La strage di Bondi non richiede la stessa risposta che l’allora primo ministro, John Howard, aveva dato con grande fermezza e prontezza al massacro di Port Arthur, in Tasmania, nel 1996. Ben venga, quindi, qualsiasi giro di vite sulle armi, ma le priorità, in questo momento, sono altre e lo status quo degli ultimi due anni per ciò che riguarda la comunità ebraica e la società australiana in generale, non è più accettabile. Il dolore e la rabbia dell’intera nazione per quei quindici morti sulla spiaggia più iconica d’Australia esigono altre risposte da parte di un governo che deve, prima di tutto, mostrare di avere capito fino in fondo quello che è successo; di accettare cioè di avere sbagliato qualcosa anche nel sostenere che antisemitismo e islamofobia siano più o meno la stessa cosa. La strategia di non cedere alle pressioni e agli allarmi, nel nome di un equilibrio politico tra l’indubbia realtà di una comunità che si sente continuamente e costantemente sotto tiro e i sentimenti pro-palestinesi di un’altra comunità, numericamente molto più consistente e sicuramente molto più militante, ha avuto la precedenza su qualsiasi altra considerazione e onesta analisi. Politicamente un successo, che ha nascosto però un problema che domenica è esploso con tutta la sua drammaticità e che richiede azioni ben precise, perché ora è l’intero Paese che le chiede e non solo una comunità segnata da una storica capacità di sopravvivere anche ai momenti più bui.
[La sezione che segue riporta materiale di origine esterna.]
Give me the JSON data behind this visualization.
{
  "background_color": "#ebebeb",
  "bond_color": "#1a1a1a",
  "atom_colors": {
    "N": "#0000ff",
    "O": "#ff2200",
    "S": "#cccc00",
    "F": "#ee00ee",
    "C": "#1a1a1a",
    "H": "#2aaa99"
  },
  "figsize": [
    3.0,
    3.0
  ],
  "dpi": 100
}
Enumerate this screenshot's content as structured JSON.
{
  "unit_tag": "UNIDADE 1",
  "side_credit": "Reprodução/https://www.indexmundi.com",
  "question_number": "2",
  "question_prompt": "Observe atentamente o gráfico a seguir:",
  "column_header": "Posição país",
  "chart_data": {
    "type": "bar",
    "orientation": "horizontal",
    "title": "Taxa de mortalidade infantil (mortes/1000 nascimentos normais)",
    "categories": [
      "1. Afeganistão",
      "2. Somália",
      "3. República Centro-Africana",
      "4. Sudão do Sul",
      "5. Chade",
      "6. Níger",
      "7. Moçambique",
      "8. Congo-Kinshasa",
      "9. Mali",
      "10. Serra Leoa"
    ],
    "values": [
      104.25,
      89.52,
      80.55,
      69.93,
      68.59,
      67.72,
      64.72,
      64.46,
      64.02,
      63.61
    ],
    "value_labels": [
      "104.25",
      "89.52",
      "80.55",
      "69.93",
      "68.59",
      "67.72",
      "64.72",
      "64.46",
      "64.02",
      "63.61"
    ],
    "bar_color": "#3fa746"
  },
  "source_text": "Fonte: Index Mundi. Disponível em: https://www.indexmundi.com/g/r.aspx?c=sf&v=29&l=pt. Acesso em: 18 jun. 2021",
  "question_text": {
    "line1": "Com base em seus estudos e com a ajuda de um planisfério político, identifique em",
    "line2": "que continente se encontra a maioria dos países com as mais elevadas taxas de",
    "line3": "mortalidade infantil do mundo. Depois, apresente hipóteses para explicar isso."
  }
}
Alcune misure, non più solo preventive, sono già da mesi sul tavolo del primo ministro, che ha creato - come ha fatto notare per assicurare che il governo non ha mai fatto pendere il piatto della bilancia ideologica da una parte o dall’altra -, dei commissari antisemitismo e contro l’islamofobia. Suggerimenti firmati da Jillian Segal per affrontare il problema dell’odio nei confronti degli ebrei partendo dalle università, dal mondo politico, dalle manifestazioni di piazza (alcune, come quella sul Sydney Harbour Bridge, contro il parere della polizia, dato che hanno trasformato uno dei simboli nazionali in uno strumento di propaganda globale) all’insegna di slogan offensivi e violenti e da una specie di normalizzazione diffusa in ampi settori della società, sono stati seguiti solo a piccolissimi passi, anche se ora si giura che non è così, che la strada dell’eradicazione di un inaccettabile pregiudizio, è stata imboccata senza alcuna ambiguità.
Albanese in questi giorni continua a parlare di solidarietà, di unità nazionale, di tolleranza zero verso l’antisemitismo. Ma le parole, non bastano più. Gli slogan che incitano alla violenza, come “globalizzare l’intifada”, non possono più essere liquidati come semplice libertà di espressione. Devono avere conseguenze legali, così come i messaggi d’odio diffusi sui social media e le manifestazioni neonaziste.
Le principali organizzazioni islamiche australiane hanno condannato senza riserve il massacro di Bondi, affermando che l’antisemitismo non ha alcun posto nella società australiana. Questo messaggio va ora rafforzato e reso il più visibile possibile. Il governo deve andare oltre alle frasi di circostanza, chiedendosi quando e come il Paese è cambiato così profondamente. Ammettere qualche grado di responsabilità sarebbe il primo passo per dimostrare di non avere paura di alienare qualcuno, riconoscendo la necessità di distinguere chiaramente tra le critiche – talvolta sicuramente legittime - ad Israele e l’odio antiebraico sfociato nella sparatoria di Bondi Beach. Il percorso non sarà facile: sarà lungo e pieno di divisioni, ma dopo il terrore di domenica le parole, ripetute senza risultati, hanno perso ogni credibilità e nessuno è più disposto ad accettarle.